Die Kritik beschränkt sich nicht nur auf Widersacher des theokratischen Systems. Auch Präsident Hassan Ruhani, der dem Lager der Reformer angehört, nannte die aktuelle Wahl bereits im Januar in einer Kabinettssitzung eine Farce: "Erzählt den Leuten nicht, es gebe für jeden Sitz im Parlament 17 oder 170 oder 1700 Kandidaten", rief er. "1700 Kandidaten von wie vielen Fraktionen? 17 Kandidaten von wie vielen Parteien? Von einer Partei?

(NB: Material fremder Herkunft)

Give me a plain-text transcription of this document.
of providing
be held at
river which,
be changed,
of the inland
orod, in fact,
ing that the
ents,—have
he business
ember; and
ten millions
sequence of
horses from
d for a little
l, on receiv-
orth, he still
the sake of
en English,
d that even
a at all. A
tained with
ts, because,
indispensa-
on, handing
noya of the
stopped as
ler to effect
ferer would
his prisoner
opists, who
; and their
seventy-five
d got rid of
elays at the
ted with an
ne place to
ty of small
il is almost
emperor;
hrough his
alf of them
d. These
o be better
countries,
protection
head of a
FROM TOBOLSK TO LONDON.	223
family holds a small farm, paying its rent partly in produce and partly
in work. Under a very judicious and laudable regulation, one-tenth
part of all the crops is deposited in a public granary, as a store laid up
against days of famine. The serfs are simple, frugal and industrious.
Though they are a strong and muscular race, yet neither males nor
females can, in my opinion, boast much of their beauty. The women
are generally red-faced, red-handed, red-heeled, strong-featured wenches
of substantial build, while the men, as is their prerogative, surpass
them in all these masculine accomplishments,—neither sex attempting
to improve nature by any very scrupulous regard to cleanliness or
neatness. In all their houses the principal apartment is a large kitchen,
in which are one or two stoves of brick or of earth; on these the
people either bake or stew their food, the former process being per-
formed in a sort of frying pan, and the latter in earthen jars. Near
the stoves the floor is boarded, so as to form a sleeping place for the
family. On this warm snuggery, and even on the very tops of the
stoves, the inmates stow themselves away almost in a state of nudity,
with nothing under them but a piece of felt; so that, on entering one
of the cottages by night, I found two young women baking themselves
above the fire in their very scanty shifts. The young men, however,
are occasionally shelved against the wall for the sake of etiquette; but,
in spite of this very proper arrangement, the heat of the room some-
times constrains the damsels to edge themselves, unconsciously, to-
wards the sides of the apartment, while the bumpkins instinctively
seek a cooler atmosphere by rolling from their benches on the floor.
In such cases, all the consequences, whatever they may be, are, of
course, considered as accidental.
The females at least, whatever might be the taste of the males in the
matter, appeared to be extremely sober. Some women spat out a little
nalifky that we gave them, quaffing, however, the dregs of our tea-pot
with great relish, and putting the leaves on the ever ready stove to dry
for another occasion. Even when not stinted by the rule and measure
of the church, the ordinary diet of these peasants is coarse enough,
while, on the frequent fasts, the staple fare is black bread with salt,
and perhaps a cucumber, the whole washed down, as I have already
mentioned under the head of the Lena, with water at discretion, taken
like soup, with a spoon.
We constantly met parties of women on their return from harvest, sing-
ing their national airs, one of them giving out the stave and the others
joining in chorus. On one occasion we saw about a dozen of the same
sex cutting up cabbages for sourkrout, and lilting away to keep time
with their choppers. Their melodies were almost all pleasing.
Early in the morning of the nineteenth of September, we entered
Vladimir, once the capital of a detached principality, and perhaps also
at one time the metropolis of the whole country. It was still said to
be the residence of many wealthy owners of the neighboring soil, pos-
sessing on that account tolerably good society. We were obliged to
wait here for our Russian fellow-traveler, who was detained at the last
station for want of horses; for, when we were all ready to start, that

Das ist keine Wahl", schimpfte er, ohne dass seine Worte etwas verändern konnten.
Es war ein ebenso eindeutiger wie trauriger Beweis dafür, wie irrelevant und machtlos das Präsidentenamt wird, sobald es von einem Mann besetzt wird, der den Hardlinern rund um den Obersten Revolutionsführer und den Revolutionsgarden nicht in den Kram passt.
Der Wächterrat - Schaltstelle der iranischen Politik
Die Rolle des Wächterrats ist entscheidend, um den aktuellen Unmut im Iran zu verstehen. Die Säuberung der Kandidatenliste von möglicherweise subversiven, "unislamischen" Elementen durch den Wächterrat war dieses Mal besonders radikal, gehört aber zur zentralen Aufgabe des Wächterrats seit seiner Gründung durch Revolutionsführer Khomeini im Jahr 1980.
Der Wächterrat setzt sich seitdem aus 12 Mitgliedern zusammen, von denen die eine Hälfte Geistliche sind und vom Obersten Revolutionsführer Ali Khamenei ernannt werden und die andere Hälfte aus Laien besteht, vom Justizchef vorgeschlagen und vom Parlament gewählt wird. Irans Justizchef wird zurzeit vom Ultra-Hardliner Ebrahim Raisi verkörpert. Raisi ist der Mann, der den Iran am liebsten permanent vom globalen Internet abschotten würde, für eine rigorose Geschlechtertrennung steht und Musikkonzerte verbieten will, weil sie mit der "reinen Lehre" des Islam nicht vereinbar seien. Außerdem wird Raisi in letzter Zeit vermehrt als möglicher Nachfolger für den greisen Ali Khamenei in der Position des Obersten Revolutionsführers genannt.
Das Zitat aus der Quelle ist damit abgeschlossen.